Toll-like receptors 3 ligation directly and indirectly affects mast cell cysteinyl leukotriene generation

Mast cells are numerously distributed throughout the body, but are particularly abundant beneath subepithelial layers of the skin, in the airways, gastrointestinal and genitourinary tracts, thus close to the external environment, virtually at the portals of infection. These cells express Toll-like receptors (TLRs) that detect bacteria-associated specific molecules. There are sparse data that mast cells have intracellular TLRs, such as TLR3, TLR7/8, and TLR9, recognizing virus-derived molecules. Thus, the aim of our study was to determine whether TLR3 ligand activates mast cells to degranulation and preformed mediator release as well as to cysteinyl leukotriene (cysLT) generation. The indirect effect of TLR3 ligation on IgE-mediated mast cell response was also examined. Experiments were carried out in vitro on isolated mature rat peritoneal mast cells and poly(I:C), a synthetic mimic of viral double-stranded (ds)RNA TLR3 ligand, was used.
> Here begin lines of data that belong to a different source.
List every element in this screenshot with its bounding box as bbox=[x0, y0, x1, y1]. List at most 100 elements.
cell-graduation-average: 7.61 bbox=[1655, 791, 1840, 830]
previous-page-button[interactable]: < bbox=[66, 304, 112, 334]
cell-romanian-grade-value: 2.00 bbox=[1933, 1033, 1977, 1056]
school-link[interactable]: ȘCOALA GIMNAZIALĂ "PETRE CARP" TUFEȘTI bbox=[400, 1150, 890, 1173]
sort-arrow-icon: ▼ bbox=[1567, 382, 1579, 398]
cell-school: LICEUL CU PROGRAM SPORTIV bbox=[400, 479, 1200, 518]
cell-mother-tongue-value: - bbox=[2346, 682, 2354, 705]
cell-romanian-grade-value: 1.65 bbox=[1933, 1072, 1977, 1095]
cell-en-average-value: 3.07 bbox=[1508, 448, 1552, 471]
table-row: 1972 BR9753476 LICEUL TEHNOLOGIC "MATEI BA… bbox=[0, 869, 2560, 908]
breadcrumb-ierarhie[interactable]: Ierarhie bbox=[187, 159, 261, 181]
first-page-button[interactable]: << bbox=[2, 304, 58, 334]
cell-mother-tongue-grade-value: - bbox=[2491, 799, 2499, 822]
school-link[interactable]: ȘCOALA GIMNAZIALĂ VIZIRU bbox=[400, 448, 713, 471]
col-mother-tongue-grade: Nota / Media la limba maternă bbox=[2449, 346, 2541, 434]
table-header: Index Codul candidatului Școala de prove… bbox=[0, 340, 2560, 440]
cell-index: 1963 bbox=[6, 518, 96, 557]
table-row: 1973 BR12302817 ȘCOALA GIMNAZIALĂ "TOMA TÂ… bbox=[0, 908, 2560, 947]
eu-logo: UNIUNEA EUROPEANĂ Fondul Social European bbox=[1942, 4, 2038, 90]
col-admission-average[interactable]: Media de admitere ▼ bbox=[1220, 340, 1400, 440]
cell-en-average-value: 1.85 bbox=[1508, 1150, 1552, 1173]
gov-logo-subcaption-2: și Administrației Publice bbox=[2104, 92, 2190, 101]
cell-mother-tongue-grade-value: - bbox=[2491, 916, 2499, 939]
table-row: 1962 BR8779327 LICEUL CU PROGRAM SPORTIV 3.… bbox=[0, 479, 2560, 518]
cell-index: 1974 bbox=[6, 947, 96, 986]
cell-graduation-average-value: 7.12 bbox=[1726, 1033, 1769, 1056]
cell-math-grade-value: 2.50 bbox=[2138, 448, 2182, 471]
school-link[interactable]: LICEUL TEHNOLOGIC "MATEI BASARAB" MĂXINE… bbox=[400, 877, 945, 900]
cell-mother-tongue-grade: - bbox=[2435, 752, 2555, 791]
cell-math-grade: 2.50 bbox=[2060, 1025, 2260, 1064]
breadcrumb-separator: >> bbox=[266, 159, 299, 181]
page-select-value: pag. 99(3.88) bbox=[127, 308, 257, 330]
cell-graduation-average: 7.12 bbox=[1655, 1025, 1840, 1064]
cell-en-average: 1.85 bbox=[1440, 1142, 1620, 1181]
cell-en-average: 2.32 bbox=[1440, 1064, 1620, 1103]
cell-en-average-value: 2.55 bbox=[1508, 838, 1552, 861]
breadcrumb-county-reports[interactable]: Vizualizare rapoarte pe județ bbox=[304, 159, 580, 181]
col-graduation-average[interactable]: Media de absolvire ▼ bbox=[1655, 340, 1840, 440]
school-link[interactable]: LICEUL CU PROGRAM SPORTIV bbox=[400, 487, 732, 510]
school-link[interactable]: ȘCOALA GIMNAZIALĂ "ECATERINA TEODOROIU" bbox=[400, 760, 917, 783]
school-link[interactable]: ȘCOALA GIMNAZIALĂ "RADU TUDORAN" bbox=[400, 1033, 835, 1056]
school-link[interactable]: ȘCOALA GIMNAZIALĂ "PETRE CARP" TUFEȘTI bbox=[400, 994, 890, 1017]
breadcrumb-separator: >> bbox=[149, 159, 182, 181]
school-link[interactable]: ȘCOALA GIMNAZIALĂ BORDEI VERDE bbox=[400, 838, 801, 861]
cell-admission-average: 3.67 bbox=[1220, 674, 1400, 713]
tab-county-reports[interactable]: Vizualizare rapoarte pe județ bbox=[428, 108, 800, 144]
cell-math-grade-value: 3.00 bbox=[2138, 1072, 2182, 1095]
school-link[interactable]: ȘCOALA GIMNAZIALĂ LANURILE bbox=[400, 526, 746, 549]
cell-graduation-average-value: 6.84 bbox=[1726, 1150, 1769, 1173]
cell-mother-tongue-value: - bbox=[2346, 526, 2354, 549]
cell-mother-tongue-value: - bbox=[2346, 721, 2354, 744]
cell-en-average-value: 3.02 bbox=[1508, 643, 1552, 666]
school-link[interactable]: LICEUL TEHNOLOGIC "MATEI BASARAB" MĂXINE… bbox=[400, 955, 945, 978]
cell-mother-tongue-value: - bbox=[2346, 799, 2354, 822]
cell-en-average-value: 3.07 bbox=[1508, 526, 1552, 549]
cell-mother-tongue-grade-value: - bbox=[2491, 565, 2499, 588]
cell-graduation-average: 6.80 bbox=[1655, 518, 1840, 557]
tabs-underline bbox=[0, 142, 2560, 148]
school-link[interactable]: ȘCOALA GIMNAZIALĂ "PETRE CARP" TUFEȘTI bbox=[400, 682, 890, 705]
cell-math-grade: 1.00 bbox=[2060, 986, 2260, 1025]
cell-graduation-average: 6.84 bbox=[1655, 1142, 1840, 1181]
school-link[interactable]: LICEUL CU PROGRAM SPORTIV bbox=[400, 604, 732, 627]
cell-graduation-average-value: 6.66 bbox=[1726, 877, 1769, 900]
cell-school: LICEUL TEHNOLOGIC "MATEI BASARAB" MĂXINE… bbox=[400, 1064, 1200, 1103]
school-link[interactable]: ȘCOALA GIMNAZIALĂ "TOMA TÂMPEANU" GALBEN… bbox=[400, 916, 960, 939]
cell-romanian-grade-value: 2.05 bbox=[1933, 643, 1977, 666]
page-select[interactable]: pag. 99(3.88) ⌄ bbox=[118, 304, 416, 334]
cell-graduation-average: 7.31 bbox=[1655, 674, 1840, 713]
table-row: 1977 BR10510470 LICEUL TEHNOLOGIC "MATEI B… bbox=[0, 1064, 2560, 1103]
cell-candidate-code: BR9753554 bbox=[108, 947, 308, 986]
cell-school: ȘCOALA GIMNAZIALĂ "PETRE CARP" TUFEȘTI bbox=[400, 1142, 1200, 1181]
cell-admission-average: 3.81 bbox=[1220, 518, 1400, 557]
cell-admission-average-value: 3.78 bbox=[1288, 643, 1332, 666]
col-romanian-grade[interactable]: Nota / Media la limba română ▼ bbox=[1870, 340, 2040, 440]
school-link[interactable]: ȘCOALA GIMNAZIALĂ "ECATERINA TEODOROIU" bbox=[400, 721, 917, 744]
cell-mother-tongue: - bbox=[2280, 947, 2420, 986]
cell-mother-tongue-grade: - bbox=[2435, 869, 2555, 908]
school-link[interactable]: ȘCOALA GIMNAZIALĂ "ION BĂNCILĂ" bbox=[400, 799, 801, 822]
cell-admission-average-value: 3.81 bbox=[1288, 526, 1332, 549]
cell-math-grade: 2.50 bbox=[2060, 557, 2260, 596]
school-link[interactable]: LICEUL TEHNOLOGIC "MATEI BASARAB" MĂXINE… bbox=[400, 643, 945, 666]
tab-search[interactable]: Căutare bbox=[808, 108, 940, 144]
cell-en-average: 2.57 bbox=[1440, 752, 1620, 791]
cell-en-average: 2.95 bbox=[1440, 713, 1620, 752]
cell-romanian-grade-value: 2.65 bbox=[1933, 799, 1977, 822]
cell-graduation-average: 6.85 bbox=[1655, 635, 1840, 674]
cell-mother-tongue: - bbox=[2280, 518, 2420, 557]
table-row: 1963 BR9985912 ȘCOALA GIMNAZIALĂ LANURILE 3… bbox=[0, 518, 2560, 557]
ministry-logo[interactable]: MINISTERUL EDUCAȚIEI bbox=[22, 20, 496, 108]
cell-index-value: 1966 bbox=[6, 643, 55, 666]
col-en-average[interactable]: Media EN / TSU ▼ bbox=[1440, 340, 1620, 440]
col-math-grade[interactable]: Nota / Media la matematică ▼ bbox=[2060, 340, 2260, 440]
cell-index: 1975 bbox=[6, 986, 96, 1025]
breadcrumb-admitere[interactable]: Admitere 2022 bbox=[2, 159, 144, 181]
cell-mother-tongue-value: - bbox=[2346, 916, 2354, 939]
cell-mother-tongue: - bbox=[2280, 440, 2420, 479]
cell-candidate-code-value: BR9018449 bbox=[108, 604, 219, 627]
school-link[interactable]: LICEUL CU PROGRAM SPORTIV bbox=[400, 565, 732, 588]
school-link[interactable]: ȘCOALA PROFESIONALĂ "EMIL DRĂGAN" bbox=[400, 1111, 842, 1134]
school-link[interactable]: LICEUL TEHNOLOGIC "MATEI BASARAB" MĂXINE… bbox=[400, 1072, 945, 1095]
Toll-like receptor 3 protein expression was assessed by western blot method. Poly(I:C)-induced mast cell degranulation was evaluated by histamine release by spectrofluorometric method, and cysLT generation and release was estimated by the ELISA test. We documented that native rat peritoneal mast cells constitutively express TLR3 protein. We also found that mast cells do not release histamine but generate and secrete cysLTs upon direct poly(I:C) stimulation. Mast cell priming with poly(I:C) has no effect on anti-IgE-induced histamine release. However, mast cell costimulation with poly(I:C) and anti-IgE causes a significant amplification of cysLT secretion. Our results suggest that dsRNA viruses could activate mast cells to proinflammatory mediator release and might affect severity of IgE-mediated allergic reactions.